Quel plaisir de retrouver la plume incisive et directe de Deon Meyer, dans une nouvelle (et double) enquête de son personnage récurrent qui compte le plus de tomes à son actif : l'ex-alcoolique Benny Griessel, en cours de désintoxication, et toujours profondément passionné (malgré les difficultés) par son métier de policier dans la ville du Cap, dans une Afrique du Sud post-apartheid en plein bouleversement !

L'inspecteur Benny Griessel en est à un peu plus de 5 mois de sobriété et, toujours profondément amoureux de sa femme (qui l'a littéralement « mis dehors », dans le tome précédent, pour une période de probation de 6 mois sans alcool), il espère pouvoir la reconquérir… tout en se rendant compte qu'il s'y retrouve pas si mal, dans cette vie en solo sans surveillance féminine réprobatrice constante, certes justifiée à cause de son alcoolisme, mais qui devenait pesante ; vie qui lui a permis par ailleurs de « renouer », différemment, avec ses enfants désormais jeunes adultes.
Sur ce point de départ « privé », c'est le policier Benny qui entre très vite en scène, appelé pour le meurtre d'un homme, connu dans l'industrie du disque, dont le corps a été retrouvé à son domicile par son épouse, ex-rock star devenue… alcoolique ! Parallèlement à ça, une jeune fille, qu'on identifiera très vite comme une touriste américaine, tente d'échapper à une bande de jeunes qui veulent vraisemblablement sa peau, après avoir tué sa meilleure amie – mais on ne comprend ni les tenants ni les aboutissants de l'affaire, car si Rachel (la jeune fille) cherche de l'aide ici ou là, sans grand succès, elle refuse d'appeler la police quand elle en a l'occasion, ce qui finit par la rendre bien un peu suspecte ; tandis que la tension, ce besoin de survivre dans une situation de plus en plus inextricable, une véritable course contre la montre, contre la peur et contre ses poursuivants, prend réellement le lecteur aux tripes !

Et c'est tout l'art maîtrisé de l'auteur qui se révèle ainsi, dans treize heures de la vie d'un policier, découpées en plusieurs tranches – d'où le titre, sans grand mystère.

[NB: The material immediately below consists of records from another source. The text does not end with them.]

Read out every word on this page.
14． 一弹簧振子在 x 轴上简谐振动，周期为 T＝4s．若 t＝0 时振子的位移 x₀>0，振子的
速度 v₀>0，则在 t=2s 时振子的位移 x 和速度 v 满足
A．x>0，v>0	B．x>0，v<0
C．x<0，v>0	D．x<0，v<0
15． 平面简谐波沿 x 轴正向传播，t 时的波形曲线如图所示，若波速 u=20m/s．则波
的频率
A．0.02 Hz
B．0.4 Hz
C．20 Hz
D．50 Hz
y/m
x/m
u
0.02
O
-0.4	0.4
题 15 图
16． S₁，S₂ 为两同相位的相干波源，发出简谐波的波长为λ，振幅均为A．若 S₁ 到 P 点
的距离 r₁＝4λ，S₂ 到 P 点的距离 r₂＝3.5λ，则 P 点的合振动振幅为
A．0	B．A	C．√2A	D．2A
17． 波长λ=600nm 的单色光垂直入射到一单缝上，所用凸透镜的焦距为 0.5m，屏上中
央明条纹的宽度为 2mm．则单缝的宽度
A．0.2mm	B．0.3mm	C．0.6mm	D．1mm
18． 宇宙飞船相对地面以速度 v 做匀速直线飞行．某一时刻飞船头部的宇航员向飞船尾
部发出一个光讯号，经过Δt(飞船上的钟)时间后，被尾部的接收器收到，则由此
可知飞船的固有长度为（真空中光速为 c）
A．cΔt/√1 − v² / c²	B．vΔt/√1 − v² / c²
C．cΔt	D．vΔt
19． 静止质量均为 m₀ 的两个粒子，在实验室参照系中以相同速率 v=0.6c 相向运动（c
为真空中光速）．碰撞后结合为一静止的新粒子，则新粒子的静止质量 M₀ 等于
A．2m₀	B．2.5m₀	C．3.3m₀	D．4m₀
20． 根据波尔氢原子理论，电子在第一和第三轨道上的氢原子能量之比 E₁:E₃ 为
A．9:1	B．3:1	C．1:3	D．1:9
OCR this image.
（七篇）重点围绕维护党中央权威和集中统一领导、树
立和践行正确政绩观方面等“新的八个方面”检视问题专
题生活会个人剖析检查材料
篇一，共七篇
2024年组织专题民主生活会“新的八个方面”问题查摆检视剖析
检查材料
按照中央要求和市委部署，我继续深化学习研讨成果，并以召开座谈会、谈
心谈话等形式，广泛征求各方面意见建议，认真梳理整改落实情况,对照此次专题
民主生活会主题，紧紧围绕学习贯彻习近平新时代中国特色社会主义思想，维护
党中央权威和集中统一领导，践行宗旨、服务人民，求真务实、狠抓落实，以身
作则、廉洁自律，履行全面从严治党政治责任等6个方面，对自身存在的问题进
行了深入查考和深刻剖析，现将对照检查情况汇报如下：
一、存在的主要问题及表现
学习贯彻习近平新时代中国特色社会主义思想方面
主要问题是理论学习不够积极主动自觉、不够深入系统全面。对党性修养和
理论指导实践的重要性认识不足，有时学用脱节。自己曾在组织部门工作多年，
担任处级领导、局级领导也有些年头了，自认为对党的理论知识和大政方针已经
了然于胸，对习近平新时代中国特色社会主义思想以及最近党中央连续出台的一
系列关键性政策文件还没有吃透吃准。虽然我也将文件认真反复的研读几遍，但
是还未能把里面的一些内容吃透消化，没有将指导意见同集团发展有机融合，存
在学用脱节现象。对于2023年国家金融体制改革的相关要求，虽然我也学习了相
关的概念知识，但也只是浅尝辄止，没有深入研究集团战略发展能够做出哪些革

Inutile de répéter à quel point le suspense est réussi : comme dit plus haut, la tension (surtout avec Rachel) est omniprésente. L'enquête autour de ce meurtre dans le monde du disque est certes moins excitante que la chasse à la jeune fille, mais permet de mettre en scène des personnages particulièrement marquants. Car c'est là que réside l'un des formidables atouts de Deon Meyer : ses personnages sont terriblement réalistes, touchants ou au contraire détestables, avec leur physique et leur caractère esquissé en quelques mots à peine, mais tellement justes et tout simplement humains qu'on a l'impression de les voir s'animer à côté de nous. Ce sont tout à coup notre voisin, ou ce chef d'entreprise un peu hautain qu'on croise dans la rue, ou encore ce policier doué mais tellement timide qu'il faut le voir à l'oeuvre pour qu'on en prenne toute la dimension. Bref, je dis chapeau !

Tout cela se déroule avec la cerise sur le gâteau : le lecteur se demande jusqu'au bout pourquoi on a une double enquête, Benny ne cessant de passer de l'une à l'autre au gré des caprices et soudaines priorités politiques de ses supérieurs, et on se demande si les deux auraient peut-être un quelconque lien insaisissable ?... Réponse (s'il y a) dans le livre !
Sans vouloir la révéler, je noterai cependant que la chute est bien un peu décevante. Côté affaire dans le monde du disque, oui c'est assez évident au final ; mais côté Rachel, si on finit par se poser des questions qui vont dans le sens de la résolution, peu à peu au fil de l'enquête, tout le contexte que l'auteur assène un peu trop abruptement à la fin, comme tombant des nues (en tout cas aucun élément ne permettait d'en voir venir toute l'ampleur), m'a bien un peu déçue, à l'image de ces polars qui choisissent ce procédé final sorti du néant… mais c'est le seul, tout petit bémol que je peux relever après avoir tourné la dernière page de ce roman !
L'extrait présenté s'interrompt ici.